Uno de los atributos del genio es caer en el olvido. El olvido causado por la incomprensión del presente, que es también el olvido del que acaba rescatándolo la posteridad. El olvido provisional, sin drama, al que descendieron personajes que hoy forman parte del Olimpo, desde Velázquez hasta Lautréamont, desde Borromini hasta Tesla, y al que bajaron también los dos arquitectos borrosos a los que dos libros recientes ayudarán a perfilar con más precisión: Rafael Guastavino y Antoni Gaudí.
Aunque a su muerte en 1908 los periódicos estadounidenses lo calificaran de ‘arquitecto de Nueva York’, Rafael Guastavino pasó pronto al limbo de la arquitectura, y los nuevos tiempos de la modernidad amnésica lo retuvieron en él. No fue hasta la década de 1980, con la nueva sensibilidad patrimonial, que el personaje volvió a valorarse como lo que siempre fue: el testimonio genial de la tradición inventiva del denostado siglo XIX. Consecuencia de esta resurrección fueron las monografías que dieron cuenta de su imaginación constructiva y olfato empresarial, y recopilaron los datos claves de su biografía.

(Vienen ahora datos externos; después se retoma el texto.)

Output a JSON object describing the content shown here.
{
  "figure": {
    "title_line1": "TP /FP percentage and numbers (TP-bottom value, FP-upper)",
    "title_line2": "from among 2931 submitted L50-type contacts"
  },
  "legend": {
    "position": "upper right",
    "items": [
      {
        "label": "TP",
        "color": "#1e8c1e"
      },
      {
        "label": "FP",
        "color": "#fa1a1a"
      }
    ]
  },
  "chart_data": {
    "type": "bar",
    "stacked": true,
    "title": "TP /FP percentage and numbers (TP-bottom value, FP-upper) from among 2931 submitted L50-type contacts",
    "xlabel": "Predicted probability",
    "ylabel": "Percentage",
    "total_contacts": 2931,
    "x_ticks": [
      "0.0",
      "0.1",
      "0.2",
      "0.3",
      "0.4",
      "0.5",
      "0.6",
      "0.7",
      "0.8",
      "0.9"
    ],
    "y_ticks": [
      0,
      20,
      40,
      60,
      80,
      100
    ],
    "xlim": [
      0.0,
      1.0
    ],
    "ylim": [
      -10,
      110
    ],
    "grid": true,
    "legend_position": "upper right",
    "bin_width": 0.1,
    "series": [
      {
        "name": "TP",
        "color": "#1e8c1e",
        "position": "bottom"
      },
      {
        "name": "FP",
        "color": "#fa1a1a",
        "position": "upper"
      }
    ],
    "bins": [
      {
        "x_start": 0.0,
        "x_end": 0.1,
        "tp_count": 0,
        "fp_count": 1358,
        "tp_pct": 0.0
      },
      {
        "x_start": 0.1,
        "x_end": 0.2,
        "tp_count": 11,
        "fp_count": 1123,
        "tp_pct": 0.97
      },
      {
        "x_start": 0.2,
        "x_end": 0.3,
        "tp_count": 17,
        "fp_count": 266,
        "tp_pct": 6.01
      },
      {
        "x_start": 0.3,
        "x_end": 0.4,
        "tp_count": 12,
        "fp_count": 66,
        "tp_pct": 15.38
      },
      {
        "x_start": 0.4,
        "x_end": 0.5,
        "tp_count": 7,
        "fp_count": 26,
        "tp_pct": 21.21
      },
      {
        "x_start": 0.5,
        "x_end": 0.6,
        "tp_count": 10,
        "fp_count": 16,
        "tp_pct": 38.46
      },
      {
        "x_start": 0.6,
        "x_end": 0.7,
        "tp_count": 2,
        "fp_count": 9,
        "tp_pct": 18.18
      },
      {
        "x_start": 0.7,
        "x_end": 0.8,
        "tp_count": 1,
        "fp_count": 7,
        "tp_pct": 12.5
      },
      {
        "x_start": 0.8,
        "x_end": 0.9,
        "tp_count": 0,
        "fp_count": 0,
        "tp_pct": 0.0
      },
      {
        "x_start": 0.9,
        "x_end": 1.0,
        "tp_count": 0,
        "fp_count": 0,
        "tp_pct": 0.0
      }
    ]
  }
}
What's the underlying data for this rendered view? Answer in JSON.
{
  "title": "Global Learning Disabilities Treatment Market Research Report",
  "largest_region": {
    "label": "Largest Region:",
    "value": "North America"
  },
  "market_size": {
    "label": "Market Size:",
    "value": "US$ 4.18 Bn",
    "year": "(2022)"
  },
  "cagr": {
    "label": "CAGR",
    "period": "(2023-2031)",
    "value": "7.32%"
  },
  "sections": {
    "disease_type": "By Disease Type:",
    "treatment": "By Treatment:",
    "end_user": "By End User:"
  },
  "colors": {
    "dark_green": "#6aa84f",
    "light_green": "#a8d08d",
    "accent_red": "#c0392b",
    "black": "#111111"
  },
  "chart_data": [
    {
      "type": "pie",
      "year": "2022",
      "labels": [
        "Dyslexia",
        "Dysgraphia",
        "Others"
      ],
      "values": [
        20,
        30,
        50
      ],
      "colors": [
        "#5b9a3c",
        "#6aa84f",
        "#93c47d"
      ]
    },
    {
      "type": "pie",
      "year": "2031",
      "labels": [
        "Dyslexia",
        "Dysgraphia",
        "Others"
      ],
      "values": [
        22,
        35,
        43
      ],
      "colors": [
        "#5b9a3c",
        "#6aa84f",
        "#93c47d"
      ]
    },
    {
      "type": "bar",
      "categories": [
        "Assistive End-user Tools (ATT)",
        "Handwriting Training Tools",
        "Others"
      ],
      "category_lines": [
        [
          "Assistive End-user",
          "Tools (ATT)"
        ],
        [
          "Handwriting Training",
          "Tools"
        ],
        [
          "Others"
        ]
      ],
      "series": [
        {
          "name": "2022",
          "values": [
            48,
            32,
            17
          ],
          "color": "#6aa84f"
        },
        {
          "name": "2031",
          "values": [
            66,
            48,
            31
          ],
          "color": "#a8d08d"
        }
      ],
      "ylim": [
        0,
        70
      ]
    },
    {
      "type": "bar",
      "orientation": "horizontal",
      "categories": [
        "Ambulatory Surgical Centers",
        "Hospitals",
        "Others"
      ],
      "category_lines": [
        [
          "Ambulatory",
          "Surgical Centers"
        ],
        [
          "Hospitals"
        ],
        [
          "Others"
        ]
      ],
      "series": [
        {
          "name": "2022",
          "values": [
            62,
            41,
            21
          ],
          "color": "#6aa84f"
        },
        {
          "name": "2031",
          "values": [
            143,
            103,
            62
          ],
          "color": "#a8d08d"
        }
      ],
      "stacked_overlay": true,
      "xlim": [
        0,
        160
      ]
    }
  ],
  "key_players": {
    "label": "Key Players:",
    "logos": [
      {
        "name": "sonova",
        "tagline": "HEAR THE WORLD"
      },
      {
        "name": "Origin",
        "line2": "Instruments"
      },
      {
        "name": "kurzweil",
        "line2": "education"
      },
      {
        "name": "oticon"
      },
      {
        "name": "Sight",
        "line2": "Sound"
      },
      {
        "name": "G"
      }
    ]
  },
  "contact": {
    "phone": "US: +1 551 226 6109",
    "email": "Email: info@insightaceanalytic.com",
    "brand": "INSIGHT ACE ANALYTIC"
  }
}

Con todo, Guastavino no consiguió calar en el imaginario colectivo: siguió siendo un nombre famoso al que resultaba muy difícil ponerle cara.
Es probable que A prueba de fuego, la novela que Javier Moro ha dedicado a la familia Guastavino, contribuya a darle carne y huesos a esa sombra historiográfica que en parte sigue siendo el arquitecto nacido en Valencia en 1845. No sólo por la eficacia de la escritura de Moro, sino sobre todo por el trabajo de investigación que ha permitido desenterrar las cartas personales del artífice y construir con ellas un relato donde la exposición atinada de los hechos se enriquece con la revelación de las peripecias íntimas.
Moro describe bien el periodo de formación de un Guastavino talentoso y precoz —aunque nunca incomprendido—, y retrata los indiscriminados escarceos amorosos —hijos ilegítimos de por medio— que le llevaron a un callejón sin salida personal y profesional: el mismo que le hizo embarcarse hacia los Estados Unidos con 39 años y sin saber apenas inglés.
En el efervescente país de las oportunidades, Guastavino encontró un campo abonado para desarrollar su inventiva. Lo hizo extrapolando la construcción con bóveda tabicada típica del Levante español —el ‘Guastavino System’ que patentó en 1885— a los tipos exigidos por la modernidad americana: puentes, estaciones, iglesias. El fruto fueron los más de trescientos edificios en Nueva York que Gustavino levantó primero solo y después junto a su hijo homónimo y en cierto sentido rival, entre ellos la mítica Penn Station —donde colaboró con sus amigos McKim, Mead y White—, el Great Hall de la isla de Ellis o el metro de Manhattan.
Las virtudes del sistema Guastavino eran la eficacia estructural, la adaptabilidad tipológica y la resistencia al fuego, y su inventor supo sacar partido de ellas, convenciendo antes a los técnicos reticentes mediante pruebas espectaculares, como aquella que da título al libro, en la que un tramo de bóveda sometida a una carga de doscientos kilos por pie cuadrado se hizo arder hasta los mil grados durante cuatro horas, sin que se resintiese.
Aunque sirva también para perfilar a un personaje tan célebre como en realidad poco conocido, Yo, Gaudí, es un libro muy distinto al anterior. Su autor, el director de orquesta Xavier Güell —tataranieto del mecenas de Gaudí—, continúa en él la vía introspectiva de obras anteriores como La música de la memoria, para dar voz a un Gaudí que escribe en primera persona sobre sus anhelos y decepciones. El resultado es una semblanza muy bien construida merced a un lenguaje exquisito aunque por fuerza un tanto impostado que evoca aspectos desconocidos de la vida del maestro y sirve a la postre para iluminar al hombre real que se sigue ocultando tras el glorioso pero arcano nombre de ‘Gaudí’.